805 Sante Fe, Gage OK 73843 580-923-7958

THIS IS THE FIRST TIME AND PLACE THIS WORK HAS BEEN PUBLISHED.
MY GRANDMOTHER IS 88!

There are lots of cotton wood, hackberry trees, and willows on the Palo Duro Creek, a good wide
shallow gravel crossing about six miles up the creek from the Oklahoma line. There are nice wide
level valleys and the Indians camped there for hundreds of years. There were many Indian artifacts
pick there in latter years.

When the railroad came into Dodge City Kansas, the army contracted freighters with wagons and teams, mostly Ox teams to haul supplies to the Army Forts, from the railroad. The freighters made what was called trails. They chose the best way to get across the country- everyone followed that trail. They wore the ground down so it was easier to get across the country. Two such trails crossed the Palo Duro Creek at the Old Indian Crossing. The first from Dodge City Kansas to Tascosa, Texas, and a latter one from Denver, Colorado. One of the first freighters from Dodge City to Tascosa was Amos Hibbs, with four wagons in tandem; (two wagons hooked together and pulled by six oxen) There was plenty of grass. He had twelve head of oxen hitched and twelve feeding on grass. The ones that were not pulling were tied together and herded along with the wagons, grazing on the grass. It took him almost three months round trip from Dodge City to Tascosa and back. The next three months he freighted from Dodge City to Fort Elliot, Texas, by way of Fort Supply and Canadian, Texas. This route was not quite as far but almost took as long. So He made four trips a year. He had the contract until the railroad came into Amarillo Texas, and Fort Elliot was shut down. Tascosa was a trading post and small town. All the freighters on the Dodge-Tascosa trail stopped over at the Indian Crossing to rest their live stock and repair wagons and harnesses. The O Laughlin brothers' filed on the land, they came there in the later part of the 18??

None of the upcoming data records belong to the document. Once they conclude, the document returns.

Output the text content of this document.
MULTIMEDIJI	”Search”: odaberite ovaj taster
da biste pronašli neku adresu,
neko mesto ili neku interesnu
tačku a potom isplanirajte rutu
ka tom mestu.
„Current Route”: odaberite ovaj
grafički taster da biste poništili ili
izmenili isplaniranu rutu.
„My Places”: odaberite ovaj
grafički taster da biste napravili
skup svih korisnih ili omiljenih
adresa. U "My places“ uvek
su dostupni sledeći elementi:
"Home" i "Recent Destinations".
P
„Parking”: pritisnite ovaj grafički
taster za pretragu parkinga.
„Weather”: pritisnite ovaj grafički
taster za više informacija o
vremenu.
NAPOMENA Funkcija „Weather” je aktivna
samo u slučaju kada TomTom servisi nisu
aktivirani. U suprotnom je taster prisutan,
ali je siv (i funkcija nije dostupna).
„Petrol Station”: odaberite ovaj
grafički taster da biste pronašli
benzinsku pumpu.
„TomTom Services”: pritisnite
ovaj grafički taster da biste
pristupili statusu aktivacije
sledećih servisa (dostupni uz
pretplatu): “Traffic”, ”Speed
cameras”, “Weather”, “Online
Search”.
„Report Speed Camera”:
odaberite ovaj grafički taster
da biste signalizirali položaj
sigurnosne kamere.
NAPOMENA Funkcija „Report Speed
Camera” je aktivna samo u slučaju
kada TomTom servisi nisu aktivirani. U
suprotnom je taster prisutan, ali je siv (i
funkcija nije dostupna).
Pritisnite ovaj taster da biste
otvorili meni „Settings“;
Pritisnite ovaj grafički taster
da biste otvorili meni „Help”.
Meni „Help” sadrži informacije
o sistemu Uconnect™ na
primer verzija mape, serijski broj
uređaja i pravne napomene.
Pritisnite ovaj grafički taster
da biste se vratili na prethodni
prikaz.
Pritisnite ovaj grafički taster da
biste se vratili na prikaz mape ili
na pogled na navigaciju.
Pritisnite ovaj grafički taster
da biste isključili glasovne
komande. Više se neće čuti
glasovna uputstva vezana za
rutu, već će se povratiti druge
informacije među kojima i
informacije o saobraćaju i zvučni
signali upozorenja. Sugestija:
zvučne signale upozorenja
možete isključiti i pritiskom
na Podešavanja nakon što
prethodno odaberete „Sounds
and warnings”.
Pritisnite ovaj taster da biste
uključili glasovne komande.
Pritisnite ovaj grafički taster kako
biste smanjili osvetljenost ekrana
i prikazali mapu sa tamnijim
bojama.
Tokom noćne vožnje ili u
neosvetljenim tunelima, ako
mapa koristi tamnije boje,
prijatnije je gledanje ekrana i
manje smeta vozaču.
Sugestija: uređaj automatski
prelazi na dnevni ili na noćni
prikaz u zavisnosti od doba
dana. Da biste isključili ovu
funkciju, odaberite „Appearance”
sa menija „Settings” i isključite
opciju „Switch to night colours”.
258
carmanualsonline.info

They built a Way station about three hundred yards north of the Indian Crossing. It was a 24 by 48 foot two story building, and was set in the side on a hill. There were two rooms downstairs, and three upstairs-two bedrooms and a freight storage. A loading dock and doors even with Wagon beds; the bottom north room was just about three-foot above ground. The entire bottom floor that was above ground was rock on the outside but lumber inside. Freighters hauled lumber from Dodge City. The freighters hauled buffalo hides and bones on their trip back to Dodge City. There was a large kitchen in the north end of the bottom floor and a lobby in the south end, which was used as a sitting room but the men would roll out their beds on the floor if the weather was bad. The O'Laughlin brothers lived there a few years. Robert Hibbs said he thought the Way-station was built 1881 or 1882. He was there on a trip with his father Amos Hibbs in the summer of 1883, when he was a small boy, and one of their wagons needed some repairs. They stayed there three or four days and it was very new then. He was there many times through the years. Rob Hibbs said they called it Palo Duro Station back then. Rob Hibbs bought the Palo Duro Mullock Station thirty years later. The O'Laughlin brothers built a ranch headquarters up on the flats about three miles south east of the weigh station before 1890. They sold the weigh station and some land to Ira P Mullock. Mullock had sheep and built a sheep shed about 300 ft long. The shed was very low only five or six ft high, about ten or twelve foot deep, and open on the southside. There were some horse barns. At some time someone drilled a well on the top of the hill just above the house and put a windmill, then piped the water into the kitchen, into a barrel, then into a trough for cooling, and then out the side of the house into a ditch and on down the hill. What modern convience! There was a lot of woven wire sheep fence. Mullock planted alfalfa on both sides of the creek. The creek at that time had a large curve beginning just below the crossing and ran about 150 yards west of the house, full width of a half section one half mile to Bertrand's Property line. The north side of the section line (the Bertrand's were not there yet at that time) The Way station was on a half section connected with a full section on the west and a full section on the east. The Bertrand Place was a half-section, surrounded on side by Mullock.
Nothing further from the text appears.